Florence King and her jaundiced eye made for an entertaining view through a distant mirror. I've been a Flossie fan since I was a poor-but-bright kid stealing my mom's Playgirl just for the King column.

As usual, upon seeing a new piece by Ms. King, I start the hunt for her favorite allusion, Scylla and Charybdis. Second, I anticipate her born 'n' bred Southern contradiction and her radical-spinster masculinism to surface; the question is only the form they will take. And there they all were, in the review.

Ms. King's treatment of "To the Scaffold" showed a touching amount of charity toward its pitiable subject, Marie Antoinette. How much more jarring was the contrast in her single-minded screed on Elizabeth's success in playing with the big boys like a Games-Your-Mother-Never-Taught-You alumna. The inference is that Elizabeth was a legendary monarch and Marie Antoinette a contemptable failure in direct proportion to how unfemale they both were.

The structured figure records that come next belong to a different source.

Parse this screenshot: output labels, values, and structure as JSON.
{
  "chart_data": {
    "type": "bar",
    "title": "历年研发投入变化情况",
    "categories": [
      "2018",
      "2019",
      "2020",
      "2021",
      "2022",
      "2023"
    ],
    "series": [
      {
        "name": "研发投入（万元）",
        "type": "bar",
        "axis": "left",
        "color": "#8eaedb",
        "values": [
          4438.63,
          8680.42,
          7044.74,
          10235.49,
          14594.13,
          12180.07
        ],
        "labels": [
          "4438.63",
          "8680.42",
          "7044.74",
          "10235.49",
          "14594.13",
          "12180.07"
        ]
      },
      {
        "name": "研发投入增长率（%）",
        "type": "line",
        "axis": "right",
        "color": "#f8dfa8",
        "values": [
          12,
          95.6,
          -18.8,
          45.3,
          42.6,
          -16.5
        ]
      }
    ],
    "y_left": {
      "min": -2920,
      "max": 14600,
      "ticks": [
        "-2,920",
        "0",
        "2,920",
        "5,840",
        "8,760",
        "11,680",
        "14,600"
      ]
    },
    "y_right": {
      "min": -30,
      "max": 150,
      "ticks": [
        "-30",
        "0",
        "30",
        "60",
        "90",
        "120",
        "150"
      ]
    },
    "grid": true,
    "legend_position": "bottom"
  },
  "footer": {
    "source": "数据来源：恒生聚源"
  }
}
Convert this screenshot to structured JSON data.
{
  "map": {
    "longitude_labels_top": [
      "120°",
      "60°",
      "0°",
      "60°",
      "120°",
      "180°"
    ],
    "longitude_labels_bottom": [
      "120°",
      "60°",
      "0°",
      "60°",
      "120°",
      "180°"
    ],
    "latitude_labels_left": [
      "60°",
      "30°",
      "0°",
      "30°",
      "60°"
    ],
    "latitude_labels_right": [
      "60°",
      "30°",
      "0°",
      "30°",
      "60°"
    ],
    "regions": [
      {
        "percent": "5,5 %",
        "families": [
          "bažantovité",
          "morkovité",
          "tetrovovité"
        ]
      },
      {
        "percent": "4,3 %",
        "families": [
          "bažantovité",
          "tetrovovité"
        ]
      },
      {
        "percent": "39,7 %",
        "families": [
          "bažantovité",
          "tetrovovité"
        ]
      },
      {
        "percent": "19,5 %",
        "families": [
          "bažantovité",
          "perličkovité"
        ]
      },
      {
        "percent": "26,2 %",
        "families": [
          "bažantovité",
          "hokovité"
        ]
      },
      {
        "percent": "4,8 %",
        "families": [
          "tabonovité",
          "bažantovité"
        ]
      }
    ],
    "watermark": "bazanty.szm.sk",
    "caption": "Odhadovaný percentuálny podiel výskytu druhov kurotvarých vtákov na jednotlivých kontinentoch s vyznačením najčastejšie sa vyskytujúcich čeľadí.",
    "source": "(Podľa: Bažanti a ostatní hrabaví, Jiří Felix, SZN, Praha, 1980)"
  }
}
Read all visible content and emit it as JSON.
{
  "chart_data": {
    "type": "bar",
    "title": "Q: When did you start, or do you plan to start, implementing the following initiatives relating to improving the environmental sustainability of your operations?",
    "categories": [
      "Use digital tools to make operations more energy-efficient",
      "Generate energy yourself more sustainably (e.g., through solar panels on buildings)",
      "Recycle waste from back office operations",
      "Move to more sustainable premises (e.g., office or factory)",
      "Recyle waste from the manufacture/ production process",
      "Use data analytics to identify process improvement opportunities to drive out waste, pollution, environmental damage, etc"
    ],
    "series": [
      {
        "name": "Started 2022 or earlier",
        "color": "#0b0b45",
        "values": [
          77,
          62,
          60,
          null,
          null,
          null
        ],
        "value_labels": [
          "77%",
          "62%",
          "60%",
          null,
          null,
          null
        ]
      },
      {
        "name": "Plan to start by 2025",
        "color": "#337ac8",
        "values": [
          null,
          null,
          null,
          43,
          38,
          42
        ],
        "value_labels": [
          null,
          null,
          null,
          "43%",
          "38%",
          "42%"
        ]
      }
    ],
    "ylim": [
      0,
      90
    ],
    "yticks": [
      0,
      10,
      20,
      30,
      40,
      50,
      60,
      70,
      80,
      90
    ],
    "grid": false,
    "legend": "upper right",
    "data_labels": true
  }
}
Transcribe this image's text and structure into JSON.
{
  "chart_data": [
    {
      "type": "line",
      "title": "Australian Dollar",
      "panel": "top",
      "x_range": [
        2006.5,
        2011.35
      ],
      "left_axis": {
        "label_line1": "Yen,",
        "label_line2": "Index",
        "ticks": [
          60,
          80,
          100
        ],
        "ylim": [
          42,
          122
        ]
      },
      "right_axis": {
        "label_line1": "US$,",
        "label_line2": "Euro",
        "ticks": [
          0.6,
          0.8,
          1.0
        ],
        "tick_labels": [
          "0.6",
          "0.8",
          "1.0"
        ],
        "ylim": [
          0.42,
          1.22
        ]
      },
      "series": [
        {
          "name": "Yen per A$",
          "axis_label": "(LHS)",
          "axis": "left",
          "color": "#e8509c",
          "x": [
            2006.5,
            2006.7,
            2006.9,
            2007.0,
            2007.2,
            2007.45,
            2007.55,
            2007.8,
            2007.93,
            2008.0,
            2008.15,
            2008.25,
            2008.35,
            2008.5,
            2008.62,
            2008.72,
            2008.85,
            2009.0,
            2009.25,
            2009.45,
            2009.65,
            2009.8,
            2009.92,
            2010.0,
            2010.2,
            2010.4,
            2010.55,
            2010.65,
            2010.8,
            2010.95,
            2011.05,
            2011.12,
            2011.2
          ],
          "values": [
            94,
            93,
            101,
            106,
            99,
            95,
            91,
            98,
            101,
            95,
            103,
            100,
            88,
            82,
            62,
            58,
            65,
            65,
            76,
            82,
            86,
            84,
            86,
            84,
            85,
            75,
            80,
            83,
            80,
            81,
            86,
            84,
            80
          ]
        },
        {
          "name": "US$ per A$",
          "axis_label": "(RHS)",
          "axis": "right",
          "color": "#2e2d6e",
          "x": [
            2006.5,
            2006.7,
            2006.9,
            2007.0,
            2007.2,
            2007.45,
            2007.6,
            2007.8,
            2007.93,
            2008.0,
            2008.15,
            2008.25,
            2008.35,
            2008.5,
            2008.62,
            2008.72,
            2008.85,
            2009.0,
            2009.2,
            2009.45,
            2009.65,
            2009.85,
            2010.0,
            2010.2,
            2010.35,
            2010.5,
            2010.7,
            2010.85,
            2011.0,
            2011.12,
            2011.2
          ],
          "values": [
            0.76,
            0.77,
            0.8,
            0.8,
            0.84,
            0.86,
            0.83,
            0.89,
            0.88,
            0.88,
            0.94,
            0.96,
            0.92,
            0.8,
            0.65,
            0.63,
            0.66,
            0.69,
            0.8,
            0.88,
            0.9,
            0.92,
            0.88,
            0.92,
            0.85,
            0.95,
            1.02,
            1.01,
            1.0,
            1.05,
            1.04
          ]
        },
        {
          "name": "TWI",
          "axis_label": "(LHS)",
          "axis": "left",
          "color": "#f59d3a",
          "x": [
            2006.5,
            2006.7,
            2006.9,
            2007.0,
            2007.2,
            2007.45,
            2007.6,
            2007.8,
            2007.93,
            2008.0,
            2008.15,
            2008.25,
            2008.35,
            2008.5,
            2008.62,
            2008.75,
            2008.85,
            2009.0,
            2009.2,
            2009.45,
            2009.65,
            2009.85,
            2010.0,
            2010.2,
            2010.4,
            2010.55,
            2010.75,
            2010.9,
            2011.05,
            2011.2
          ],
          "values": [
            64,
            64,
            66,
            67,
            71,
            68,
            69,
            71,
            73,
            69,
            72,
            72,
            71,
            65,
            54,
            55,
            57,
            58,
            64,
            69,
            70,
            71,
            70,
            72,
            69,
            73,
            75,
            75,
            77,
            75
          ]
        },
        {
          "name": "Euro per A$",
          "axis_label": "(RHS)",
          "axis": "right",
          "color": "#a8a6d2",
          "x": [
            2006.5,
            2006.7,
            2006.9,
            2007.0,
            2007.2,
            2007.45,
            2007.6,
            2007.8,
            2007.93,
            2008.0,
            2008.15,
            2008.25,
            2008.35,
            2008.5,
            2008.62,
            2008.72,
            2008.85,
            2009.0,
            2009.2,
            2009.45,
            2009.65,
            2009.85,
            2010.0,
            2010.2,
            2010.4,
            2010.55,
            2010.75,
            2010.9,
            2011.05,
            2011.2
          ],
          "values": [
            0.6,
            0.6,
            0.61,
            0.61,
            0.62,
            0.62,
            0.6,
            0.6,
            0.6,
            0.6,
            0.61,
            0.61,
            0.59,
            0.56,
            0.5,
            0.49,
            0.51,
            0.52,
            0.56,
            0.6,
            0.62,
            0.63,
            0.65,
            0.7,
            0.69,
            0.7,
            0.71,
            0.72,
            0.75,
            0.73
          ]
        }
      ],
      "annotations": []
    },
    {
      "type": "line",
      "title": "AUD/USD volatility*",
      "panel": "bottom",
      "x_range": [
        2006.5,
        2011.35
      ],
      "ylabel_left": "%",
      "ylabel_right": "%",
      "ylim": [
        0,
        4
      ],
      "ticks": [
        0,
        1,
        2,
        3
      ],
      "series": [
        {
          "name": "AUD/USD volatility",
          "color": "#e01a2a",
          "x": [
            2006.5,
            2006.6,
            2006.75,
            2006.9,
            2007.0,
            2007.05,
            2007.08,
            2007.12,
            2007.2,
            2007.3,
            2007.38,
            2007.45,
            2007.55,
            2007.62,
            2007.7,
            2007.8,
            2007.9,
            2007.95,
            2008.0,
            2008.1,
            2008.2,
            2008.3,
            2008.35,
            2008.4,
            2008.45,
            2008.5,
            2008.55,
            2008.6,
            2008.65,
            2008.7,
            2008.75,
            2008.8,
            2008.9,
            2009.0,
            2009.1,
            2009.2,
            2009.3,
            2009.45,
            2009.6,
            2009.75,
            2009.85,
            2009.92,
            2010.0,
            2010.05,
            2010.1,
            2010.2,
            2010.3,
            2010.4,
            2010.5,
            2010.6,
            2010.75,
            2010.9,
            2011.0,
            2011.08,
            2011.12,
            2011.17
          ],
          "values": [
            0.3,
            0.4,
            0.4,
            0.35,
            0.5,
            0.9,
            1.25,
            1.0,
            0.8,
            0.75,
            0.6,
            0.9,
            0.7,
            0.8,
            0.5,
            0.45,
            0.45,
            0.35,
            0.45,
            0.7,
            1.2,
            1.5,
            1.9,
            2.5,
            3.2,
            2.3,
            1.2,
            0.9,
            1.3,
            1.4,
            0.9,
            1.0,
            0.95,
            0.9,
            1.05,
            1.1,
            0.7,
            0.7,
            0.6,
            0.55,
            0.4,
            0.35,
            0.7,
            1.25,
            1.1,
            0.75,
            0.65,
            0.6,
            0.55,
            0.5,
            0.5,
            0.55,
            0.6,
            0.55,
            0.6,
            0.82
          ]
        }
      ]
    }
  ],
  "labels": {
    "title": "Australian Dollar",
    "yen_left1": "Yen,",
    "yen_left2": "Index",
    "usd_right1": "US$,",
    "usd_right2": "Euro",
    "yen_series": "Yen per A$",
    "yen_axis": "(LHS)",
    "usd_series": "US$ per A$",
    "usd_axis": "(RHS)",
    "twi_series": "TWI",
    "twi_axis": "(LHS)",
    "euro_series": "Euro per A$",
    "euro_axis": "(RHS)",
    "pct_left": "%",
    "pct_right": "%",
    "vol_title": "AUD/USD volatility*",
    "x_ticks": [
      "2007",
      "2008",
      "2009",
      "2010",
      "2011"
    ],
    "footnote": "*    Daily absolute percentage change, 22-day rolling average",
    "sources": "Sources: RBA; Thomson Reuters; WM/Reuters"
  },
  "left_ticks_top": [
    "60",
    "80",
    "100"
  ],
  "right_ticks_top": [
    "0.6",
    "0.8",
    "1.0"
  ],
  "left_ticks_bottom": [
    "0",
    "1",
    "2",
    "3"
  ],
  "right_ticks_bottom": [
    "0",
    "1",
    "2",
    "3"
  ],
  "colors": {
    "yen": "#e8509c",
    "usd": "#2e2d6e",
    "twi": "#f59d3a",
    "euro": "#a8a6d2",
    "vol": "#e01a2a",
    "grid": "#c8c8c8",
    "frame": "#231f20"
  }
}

I'm confused. How much of this theory is the biographer's, and how much the reviewer's?

I'm also confused by some relevant historical facts. Ms. King claims that Elizabeth "knew that men . . . secretly despise feminine traits," and so drew the logical conclusion that men must be better. Perhaps that choice was formed in part because King Henry VIII, her father, publicly denied and discredited his daughters, while favoring the wimpy Edward, who had done nothing but be born male.

Maybe Elizabeth anointed herself the Virgin Queen not because the "masses" are "threatened by female sexuality" but because of the childhood memory of first her mother and later her first cousin, both executed for infidelity at her father's command. But hey, I never went to college.

However, A. G. Rattray Taylor agrees with me. In "Sex in History," one reads that during the reign of Queen Bess, so-called women's issues were in the ascendancy, and feminine values were in full flower. There was "an awakening conscience of responsibility toward others . . . expressed into the poor laws . . . a new love of free learning . . . and a flood of creative energy." No gender-shamed conservative could have presided over changes like these.

Margaret Thatcher's Empire produced soccer riots and punk culture, not Shakespeare and high-seas piracy. Elizabeth may have liked and understood men, but she never stopped being a woman.

Or, as my angel grandma used to say, "Think like a woman and act like a man and you'll be thought of as a Queen. Or even a King."